Soldiers Magazine,Â by Lisa Gregory
THE Army chief of staff leaves his vehicle and safely enters a building somewhere in the world. Before this simple act can occur, agents from the Department of the Army’s Protective Services Unit must plan and coordinate the trip, conduct a threat assessment, tour the routes and the destination, and conduct motorcade operations to ensure the dignitary’s safety during his visit.
Protecting the Army’s senior officials became the mission of the Office of the Provost Marshal General in 1967, during the height of the Vietnam War. The “principals,” a term used by PSU agents to identify the people they protect, were the secretary and chief of staff of the Army. The protective service mission was assigned to the U.S. Army Criminal Investigation Command in 1971.
The mission expanded over the years, and today includes the protection of the secretary and deputy secretary of defense; the chairman and vice chairman of the Joint Chiefs of Staff; the secretary, chief of staff and vice chief of staff of the Army; and their foreign counterparts when they are on official U.S. visits.
“The PSU’s mission is to protect these officials and their foreign counterparts from assassination, embarrassment, kidnapping or injury,” said CPT Tom Denzler, PSU commander.
The PSU operates much like the U.S. Secret Service, but with the specific goal of protecting Department of Defense leaders. The unit is, in fact, DOD’s premier provider of executive-protection services.
CW4 Bill Wiser, the PSU’s operations officer, said the unit is part of the 701st Military Police Group, at Fort Belvoir, Va. PSU often accomplishes its mission through cooperation with, or assistance from, the Army Criminal Investigation Command and its 6th, 202nd and 701st MP Groups, and agents from the Naval Criminal Investigative Service and the Air Force Office of Special Investigations.
Denzler also credits the National Guard and Reserve units that augment the unit.
“Since the horrific events of Sept. 11, 2001, our reliance on reserve-component soldiers has been incredible. We can’t accomplish our mission without them, because our workload has increased by threefold,” he said.
Agents from 11 different Army National Guard and Army Reserve units have augmented the PSU during the last 18 months. These agents, many of whom have a wealth of military and civilian law-enforcement expertise, arrive at the PSU and hit the ground running, Denzler added. “Their performance and motivation is a testament to the value of reserve-component CID agents.”
CW2 Randall Elrod, a Reservist from Boston, Mass., has been working with the PSU for 18 months.

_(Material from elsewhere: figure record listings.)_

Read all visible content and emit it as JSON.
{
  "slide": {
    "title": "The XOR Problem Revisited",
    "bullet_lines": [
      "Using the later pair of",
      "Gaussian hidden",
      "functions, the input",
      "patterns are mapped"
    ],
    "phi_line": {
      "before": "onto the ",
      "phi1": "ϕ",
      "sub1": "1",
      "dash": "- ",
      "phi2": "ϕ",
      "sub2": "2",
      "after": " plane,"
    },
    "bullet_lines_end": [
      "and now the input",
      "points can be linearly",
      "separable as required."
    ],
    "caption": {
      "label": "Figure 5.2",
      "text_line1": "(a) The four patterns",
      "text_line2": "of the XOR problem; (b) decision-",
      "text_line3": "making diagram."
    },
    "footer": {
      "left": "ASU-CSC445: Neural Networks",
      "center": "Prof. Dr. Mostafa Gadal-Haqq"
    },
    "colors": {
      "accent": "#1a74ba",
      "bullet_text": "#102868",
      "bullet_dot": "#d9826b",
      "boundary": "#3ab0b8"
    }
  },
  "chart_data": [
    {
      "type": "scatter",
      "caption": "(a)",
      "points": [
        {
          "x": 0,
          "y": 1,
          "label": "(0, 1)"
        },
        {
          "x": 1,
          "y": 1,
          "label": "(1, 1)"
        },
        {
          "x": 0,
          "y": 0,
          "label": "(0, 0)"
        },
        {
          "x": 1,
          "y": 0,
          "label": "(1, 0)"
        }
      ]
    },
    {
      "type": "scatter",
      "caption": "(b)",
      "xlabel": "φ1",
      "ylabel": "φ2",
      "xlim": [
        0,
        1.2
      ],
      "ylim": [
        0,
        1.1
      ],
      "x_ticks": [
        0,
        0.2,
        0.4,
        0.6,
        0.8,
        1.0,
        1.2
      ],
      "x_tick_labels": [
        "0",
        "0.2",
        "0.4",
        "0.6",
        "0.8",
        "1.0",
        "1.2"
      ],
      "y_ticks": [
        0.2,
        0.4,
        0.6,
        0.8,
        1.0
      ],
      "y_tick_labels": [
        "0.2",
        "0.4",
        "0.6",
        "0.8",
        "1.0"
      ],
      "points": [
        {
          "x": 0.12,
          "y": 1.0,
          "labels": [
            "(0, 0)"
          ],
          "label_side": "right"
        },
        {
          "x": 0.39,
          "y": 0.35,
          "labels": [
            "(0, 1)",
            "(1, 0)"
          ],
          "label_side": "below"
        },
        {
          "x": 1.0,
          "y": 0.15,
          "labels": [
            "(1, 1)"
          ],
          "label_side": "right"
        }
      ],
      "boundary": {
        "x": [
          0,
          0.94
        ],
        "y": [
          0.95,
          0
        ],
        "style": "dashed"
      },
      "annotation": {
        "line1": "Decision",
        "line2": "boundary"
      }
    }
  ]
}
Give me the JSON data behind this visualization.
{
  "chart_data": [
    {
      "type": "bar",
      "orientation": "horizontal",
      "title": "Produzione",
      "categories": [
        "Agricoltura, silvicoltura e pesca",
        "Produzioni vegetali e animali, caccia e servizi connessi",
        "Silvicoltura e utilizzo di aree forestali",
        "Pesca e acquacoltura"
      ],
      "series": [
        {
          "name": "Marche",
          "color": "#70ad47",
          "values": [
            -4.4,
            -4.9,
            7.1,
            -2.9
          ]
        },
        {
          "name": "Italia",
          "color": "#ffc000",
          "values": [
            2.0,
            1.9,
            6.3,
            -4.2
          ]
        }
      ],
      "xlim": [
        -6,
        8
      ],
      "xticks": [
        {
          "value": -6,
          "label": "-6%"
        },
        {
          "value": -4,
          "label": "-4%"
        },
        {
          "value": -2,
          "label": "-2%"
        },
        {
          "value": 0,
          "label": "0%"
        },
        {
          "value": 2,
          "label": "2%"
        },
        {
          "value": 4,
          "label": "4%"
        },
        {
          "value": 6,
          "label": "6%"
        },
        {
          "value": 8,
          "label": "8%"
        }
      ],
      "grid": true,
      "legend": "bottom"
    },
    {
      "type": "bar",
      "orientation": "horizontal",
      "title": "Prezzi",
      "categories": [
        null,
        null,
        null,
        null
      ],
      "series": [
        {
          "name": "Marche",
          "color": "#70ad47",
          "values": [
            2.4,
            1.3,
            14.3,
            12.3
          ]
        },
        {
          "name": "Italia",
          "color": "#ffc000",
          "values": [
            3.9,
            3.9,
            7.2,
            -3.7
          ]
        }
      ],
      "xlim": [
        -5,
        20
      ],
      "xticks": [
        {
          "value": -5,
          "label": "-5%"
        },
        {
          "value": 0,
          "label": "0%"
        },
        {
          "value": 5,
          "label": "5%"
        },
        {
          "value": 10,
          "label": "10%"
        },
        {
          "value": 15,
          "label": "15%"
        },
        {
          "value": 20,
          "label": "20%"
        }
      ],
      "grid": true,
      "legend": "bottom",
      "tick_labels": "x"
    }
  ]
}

“I was initially called up after Sept. 11, 2001, for one year and I’ve volunteered for a second year,” he said. “CID has really gone beyond the total Army concept by making this one big unit. The command ensures that active-duty and reserve-component soldiers are treated equally, and when soldiers deploy, their family matters have been taken care of.”
Before agents are assigned to the PSU, they must complete the CID Special Agent Course at Fort Leonard Wood, Mo., and must have completed a one-year apprenticeship in the field.
“This gives an agent at least one challenging tour in the field,” said Wiser. “The unit has grown over the years, and there’s a good chance that if a soldier starts his career as a young agent, he’ll eventually be assigned here,” he added.
Wiser said not all agents begin their careers in the military police, but they should be specialists or above, 21 years old and have at least 60 semester hours of college credit to be considered for an assignment as an agent.
Once assigned to the unit, agents work as part of the Washington, D.C., Metro team.
“Agents are assigned to the Metro team for about a year,” Denzler said. “They conduct residence watches, control-room operations, motorcade operations and close-in protection. Once they’ve reached a required proficiency level, they move to a travel team, providing protection overseas, often in a high-threat area, so the challenges are multiplied,” he added.
Some agents see the opportunity for travel as a plus. “In fiscal year 2002 our agents traveled to more than 40 countries. It takes a great deal of time and a number of agents to execute these missions, and we couldn’t do it without dedicated people,” Denzler said.
Overseas missions are coordinated with U.S. embassies and host-nation security officials, Wiser said.
“We work closely with the embassies overseas, since they’re able to facilitate mission success through their knowledge of the country and ability to provide liaison with other host-nation agencies,” he said. “For example, if we have a civilian principal, we may have local civilian police assistance, and military assistance for a military principal.”
As in any other military job, ongoing training is important for PSU agents.
“We send agents to several courses to equip them with a wide variety of skills,” Wiser said. “Some of the courses–such as protective services and evasive driving–are conducted at the Army Military Police School. We’ve also sent agents to courses offered by the Marine Corps and the FBI, and use some civilian companies for enhancement training in things such as marksmanship.”